AUD/USD rises on strong AU CPI and dovish FOMC outlook

Australian dollar rallies after inflation beats forecasts

AUD/USD wrapped up last week on a firm note, settling at 0.6550 for a 1.45% gain – its highest weekly close in eight weeks. The Australian dollar’s rise was fuelled by several supportive factors.

On Wednesday, Australia’s monthly consumer price index (CPI) for October was hotter than expected. Headline inflation rose by 3.8% year-on-year (YoY) in October, and the trimmed mean measure rose by 3.3%. This resulted in the Australian interest rate market moving from pricing in a modest chance of a Reserve Bank of Australia (RBA) rate cut in 2026 to a modest chance of a rate hike. Additionally, the same day saw the Reserve Bank of New Zealand (RBNZ) deliver a hawkish 25 basis point (bp) rate cut, signalling it was likely done cutting interest rates.

Meanwhile, expectations for next week’s Federal Open Market Committee (FOMC) meeting saw a dovish repricing, with the implied probability of a 25 bp cut on 10 December soaring from around 30% in mid-November to approximately 85% today.

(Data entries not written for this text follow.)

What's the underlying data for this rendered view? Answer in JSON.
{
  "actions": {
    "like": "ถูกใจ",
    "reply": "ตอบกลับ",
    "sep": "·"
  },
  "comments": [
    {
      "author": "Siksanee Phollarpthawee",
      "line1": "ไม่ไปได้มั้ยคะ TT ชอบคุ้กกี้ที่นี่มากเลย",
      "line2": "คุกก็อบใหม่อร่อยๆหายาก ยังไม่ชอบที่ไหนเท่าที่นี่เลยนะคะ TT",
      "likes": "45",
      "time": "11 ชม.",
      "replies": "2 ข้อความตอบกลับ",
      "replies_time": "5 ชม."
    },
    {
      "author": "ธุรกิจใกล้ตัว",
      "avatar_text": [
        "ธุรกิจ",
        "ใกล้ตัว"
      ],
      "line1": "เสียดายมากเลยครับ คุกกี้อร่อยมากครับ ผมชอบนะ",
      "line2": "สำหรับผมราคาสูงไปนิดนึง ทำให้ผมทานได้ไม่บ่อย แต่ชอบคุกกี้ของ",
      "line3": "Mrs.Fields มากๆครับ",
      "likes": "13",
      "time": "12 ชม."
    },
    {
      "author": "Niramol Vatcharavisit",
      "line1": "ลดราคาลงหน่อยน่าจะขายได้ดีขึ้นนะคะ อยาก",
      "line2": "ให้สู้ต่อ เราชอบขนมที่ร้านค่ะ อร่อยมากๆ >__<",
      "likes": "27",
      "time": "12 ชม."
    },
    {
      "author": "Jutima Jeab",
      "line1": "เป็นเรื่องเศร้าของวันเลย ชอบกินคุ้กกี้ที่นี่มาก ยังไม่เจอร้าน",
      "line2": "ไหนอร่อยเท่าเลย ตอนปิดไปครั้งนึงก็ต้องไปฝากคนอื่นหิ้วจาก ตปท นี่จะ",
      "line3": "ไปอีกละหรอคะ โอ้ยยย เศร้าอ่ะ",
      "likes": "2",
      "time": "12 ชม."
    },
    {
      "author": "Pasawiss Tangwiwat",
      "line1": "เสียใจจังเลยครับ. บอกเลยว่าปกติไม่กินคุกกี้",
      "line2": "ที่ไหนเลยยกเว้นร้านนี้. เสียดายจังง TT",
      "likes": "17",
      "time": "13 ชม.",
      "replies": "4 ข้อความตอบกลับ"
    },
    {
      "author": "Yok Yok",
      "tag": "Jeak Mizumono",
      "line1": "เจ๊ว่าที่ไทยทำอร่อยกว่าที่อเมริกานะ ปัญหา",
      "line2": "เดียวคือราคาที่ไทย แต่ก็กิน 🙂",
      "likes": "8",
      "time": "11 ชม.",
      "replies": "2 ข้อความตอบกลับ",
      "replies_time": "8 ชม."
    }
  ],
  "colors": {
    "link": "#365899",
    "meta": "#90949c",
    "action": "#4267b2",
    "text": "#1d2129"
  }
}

This rapid shift in Federal Reserve (Fed) and RBA rate expectations, alongside buoyant risk appetite, enabled AUD/USD and other risk-sensitive currencies to stage an impressive rally by week’s end.

Key factors for AUD/USD outlook

Looking forward, three key factors will determine whether AUD/USD can continue its ascent.

  1. Global risk sentiment: must maintain the positive tone from last week. This premise is currently being tested, with US S&P 500 equity futures trading 0.67% lower at 6813, weighed down by a sell-off in Japanese government bonds and the Nikkei225 /on rising expectations of a Bank of Japan (BoJ) rate hike in December.
  2. Upcoming US data releases: including September’s core personal consumption expenditures (PCE) inflation, personal income and spending figures, and November’s Institute for Supply Management (ISM) purchasing managers’ indexes (PMIs), will be important. Particular focus will be on the ISM services PMI, given that services account for approximately 70% of US gross domestic product (GDP), and its employment sub-index offers valuable insights into the state of the US labour market.
  3. Q3 Australian GDP release: is scheduled for Wednesday and previewed below.

Q3 GDP

Date: Wednesday, 3 December at 11.30am AEDT

In the second quarter (Q2) of 2025, Australian GDP increased by 0.6%, accelerating from 0.3% in the prior quarter, for an annual rate of 1.8%. It was the Australian economy’s 15thconsecutive quarter of growth.

The number was stronger than expected, driven by a sharp rebound in household consumption, providing evidence the RBA’s rate-cutting cycle is gaining traction.

As we await the final partial components that feed into Wednesday’s GDP print, the preliminary forecast is for a rise of 0.7% quarter-on-quarter (QoQ), lifting the annual growth rate to 2.2% – the fastest pace of annual growth since Q1 2023.